The preparation of the law HPST forced large debates among both the political class and the general public. The French are very attached to their public hospitals; they recognise unanimously their quality, efficiency and also the public service values they incarnate: equality of all patients, round-the-clock care, excellence in research... As HPST is a major law for hospital organisation it is only natural that the French people would mobilise to express their expectations and their needs concerning hospitals and that the debates would be numerous. However, beyond the inevitable oppositions to the text, I think that the consultation that preceded this law and the debates in Parliament allowed a rich exchange on the future of French public hospitals and certainly facilitated the creation of a balanced text bringing strong and concrete answers to the problems our public hospitals are suffering from today.


Nicolas Sarkozy has said every organisation needs a strong leader, a "boss". The new law appears to reflect this with the press calling hospital CEOs "super bosses"- what new powers do CEOs have and do you think the law gives the correct tools to CEOs?

Unquestionably, the HPST law brings important innovations to alleviate the constraints weighing down on healthcare establishments and simplifies their internal and external functioning. It is about tightening the composition of decision-making bodies (Supervisory Council and Board of Directors), clarifying internal responsibilities but also the increasing medicalisation of hospital management through the development of responsibilities entrusted on the President of the Medical Board of the establishment, Vice-President of the Executive Board and to department managers. The dispositions contained in the HPST text are going in the right direction. Having only been promulgated last July and its application decrees not yet released, it is too early to measure whether HPST really provides hospitals with the tools they are in great need of today.

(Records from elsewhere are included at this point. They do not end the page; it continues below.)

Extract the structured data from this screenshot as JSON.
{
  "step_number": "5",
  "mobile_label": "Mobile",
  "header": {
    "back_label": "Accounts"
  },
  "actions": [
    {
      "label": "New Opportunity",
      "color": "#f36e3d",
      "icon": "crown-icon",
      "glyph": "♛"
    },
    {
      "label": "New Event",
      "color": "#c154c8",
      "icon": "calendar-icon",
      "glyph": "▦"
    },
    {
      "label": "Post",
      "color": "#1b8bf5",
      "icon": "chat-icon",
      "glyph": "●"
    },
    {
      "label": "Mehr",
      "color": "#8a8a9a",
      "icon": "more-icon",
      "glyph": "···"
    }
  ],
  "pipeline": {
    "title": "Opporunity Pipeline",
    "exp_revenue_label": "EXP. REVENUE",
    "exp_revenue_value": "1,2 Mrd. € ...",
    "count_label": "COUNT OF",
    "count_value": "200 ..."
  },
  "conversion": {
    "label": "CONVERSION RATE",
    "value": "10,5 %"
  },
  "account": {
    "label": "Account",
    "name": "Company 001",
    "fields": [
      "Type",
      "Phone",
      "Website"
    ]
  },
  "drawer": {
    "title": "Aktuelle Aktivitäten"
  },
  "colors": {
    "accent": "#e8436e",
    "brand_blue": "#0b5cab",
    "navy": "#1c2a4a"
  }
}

How do hospital directors feel about this new law?

HPST certainly does not solve all the problems in French public hospitals but the principles upon which it lies and the solutions it introduces into the health sector respond to the expectations of hospital managers for greater flexibility in the running of hospitals, for more reactivity and for more efficiency. Thanks to the consultation that preceded the drafting of the text, there are now concrete responses to the problems in healthcare institutions today. Already since December 2008, in terms of public spending, the regulations that apply to public hospitals could finally be simplified and be almost aligned with European regulations of the 6th of June 2005 Directive. Such an advance has been called for for many years by public buyers and should permit establishments to gain in responsiveness and flexibility, to make better purchases, and to construct more quickly. The management should, with this law, gain in efficacy thanks to the modernisation of management tools and moreover, thanks to the profound renovation of management boards. The HPST project also allows several interesting mechanisms designed to ameliorate the attractiveness of careers in public hospitals.


The law applies only to public hospitals- how will this affect the relationship between public and private hospitals? Could the changes result in doctors and managers making the switch to the private sector?

One of the principal objectives of the creation of the law HPST is precisely to improve the competitiveness of public hospitals. In fact, it was of great urgency to provide them with the correct tools to increase responsiveness, efficacy, flexibility and to give them the ability to compete with the private sector, particularly in regards to the recruitment of medical personnel. Indeed, a key point of the law is without doubt the promotion of hospital careers for doctors. The law introduces, alongside the classic statutory framework, profit-sharing tools and the contractualisation of practitioners. Concretely, this means that it will now be possible for a hospital, under certain conditions, to recruit a doctor by contract and to pay him according to the achievement of pre-set objectives. It is a fundamental point designed to place value on the best practitioners, and more broadly, to attract and retain the best doctors in public hospitals.